Originally Posted by Electric-Mayhem
Don't really feel like doing much more explaining of this theory (maybe one more try). I do think it holds up (may or may not at 170 feet), but I seem to be the only one.
There is more to it then the fall and landing, as there is a reaction upon landing. Fall straight down, the reaction will be to go straight back up. Fall and move forward, and the kayak will move with the path of least resistance with the forces applied. Since the boat is moving both sideways and downwards, not all the of the reacting force is applied back into the boat. The kayak will go the way that is least resistant, that being sideways rather then up this time.
Do this, get a block of wood or something that floats and is relatively kayak shaped and find a water source (sink with a few inches of water will do). Now, drop it straight down and watch what happens. Then give it some sideways velocity so that it lands going a bit forward at the same time. I think you'll notice that it will take some of the downward force and apply it horizontally into movement, instead of just stopping the kayak dead and transferring it into the the kayak. Yes, some of the upward force is still applied, but not nearly as much as if you fell straight down and landed flat.
I don't really feel like doing much more explaining either. Listen I have a degree in physics and work as an engineer. I have a pretty good understanding of freshman physics, which is what this is.
Your ideas are ideas that most intelligent people, without formal training in physics or engineering probably hold. Without the formal physics or engineering, or math training, it is very hard to get over the intuitive ideas that are many times wrong. I am not calling you, or Shaun Baker stupid, and you are probably a much better kayaker than me, but I have a much better grasp of the mechanics of falling from large heights.
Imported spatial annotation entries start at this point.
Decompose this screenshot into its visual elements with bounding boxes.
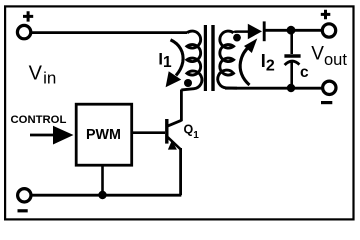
wire top rail down to plate: [290, 30, 293, 54]
current arrow I1: [171, 40, 184, 76]
capacitor C: [284, 30, 300, 88]
svg-text:I2: I2: [261, 51, 275, 74]
input positive terminal circle: [17, 25, 30, 38]
wire: output bottom rail: [225, 87, 323, 90]
secondary polarity dot: [233, 34, 241, 42]
terminal + (input positive): [23, 11, 33, 21]
current arrow I2: [240, 47, 249, 86]
diode D1: [248, 21, 264, 41]
emitter diagonal: [167, 136, 181, 149]
base bar: [165, 119, 168, 144]
primary polarity dot: [184, 79, 192, 87]
wire: bottom rail from - terminal to emitter: [32, 194, 182, 197]
wire: emitter down to ground rail: [179, 148, 182, 195]
svg-text:PWM: PWM: [86, 127, 121, 143]
core line right: [211, 25, 214, 91]
svg-text:c: c: [300, 64, 309, 81]
input negative terminal circle: [18, 189, 31, 202]
svg-text:Vin: Vin: [29, 62, 57, 87]
PWM block U1: [76, 104, 132, 165]
wire: PWM output to transistor base: [132, 131, 165, 134]
cathode bar: [263, 21, 266, 41]
I1 arrowhead: [166, 71, 182, 87]
wire: PWM bottom to ground rail: [101, 165, 104, 195]
transformer T1: [181, 25, 241, 91]
svg-text:CONTROL: CONTROL: [11, 114, 67, 126]
secondary winding: [218, 31, 237, 88]
collector diagonal: [167, 120, 181, 126]
wire: input + to transformer primary top: [32, 31, 188, 34]
emitter arrowhead: [168, 140, 177, 149]
junction dot (cap bottom): [287, 84, 295, 92]
wire: diode to output +: [264, 29, 323, 32]
wire plate down to rail: [290, 62, 293, 88]
junction dot (cap top): [287, 26, 296, 35]
output positive terminal circle: [322, 24, 335, 37]
I2 arrowhead: [244, 38, 257, 53]
terminal - (output negative): [321, 101, 332, 104]
transistor Q1 (NPN): [167, 119, 182, 150]
primary winding: [181, 31, 202, 90]
control input block arrow: [30, 126, 74, 145]
junction dot (PWM ground): [98, 191, 106, 199]
top plate: [284, 54, 300, 57]
output negative terminal circle: [323, 81, 336, 94]
svg-text:Q1: Q1: [184, 123, 200, 142]
bottom curved plate: [285, 61, 300, 65]
svg-text:I1: I1: [158, 50, 172, 71]
wire: secondary top to diode: [234, 32, 249, 33]
svg-text:Vout: Vout: [311, 44, 347, 69]
wire: collector up to primary winding: [180, 90, 183, 122]
core line left: [204, 25, 207, 91]
terminal + (output positive): [321, 10, 331, 20]
terminal - (input negative): [18, 209, 28, 212]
Your wakeboarding example is a good one. Why do you think wakeboarders try to land on the slope of the opposite wake, instead of in the flatwater? If they landed in the flatwater, they would still hit hard, not matter how fast they are going.
Another good example is when Evil Knievel jumped the Grand Canyon. He was going really fast when he reached the other side, but they still had a ramp for him to land on, if he had landed on flat ground on the other side he would have been screwed (I think he broke a ton of bones anyway).
When you take a wooden block and throw it into the water with some horizontal speed, of course it is going to keep moving in that direction. However, that does not mean that the force in the vertical direction is any less.
If you don't believe me, go ask some other engineer or physicist.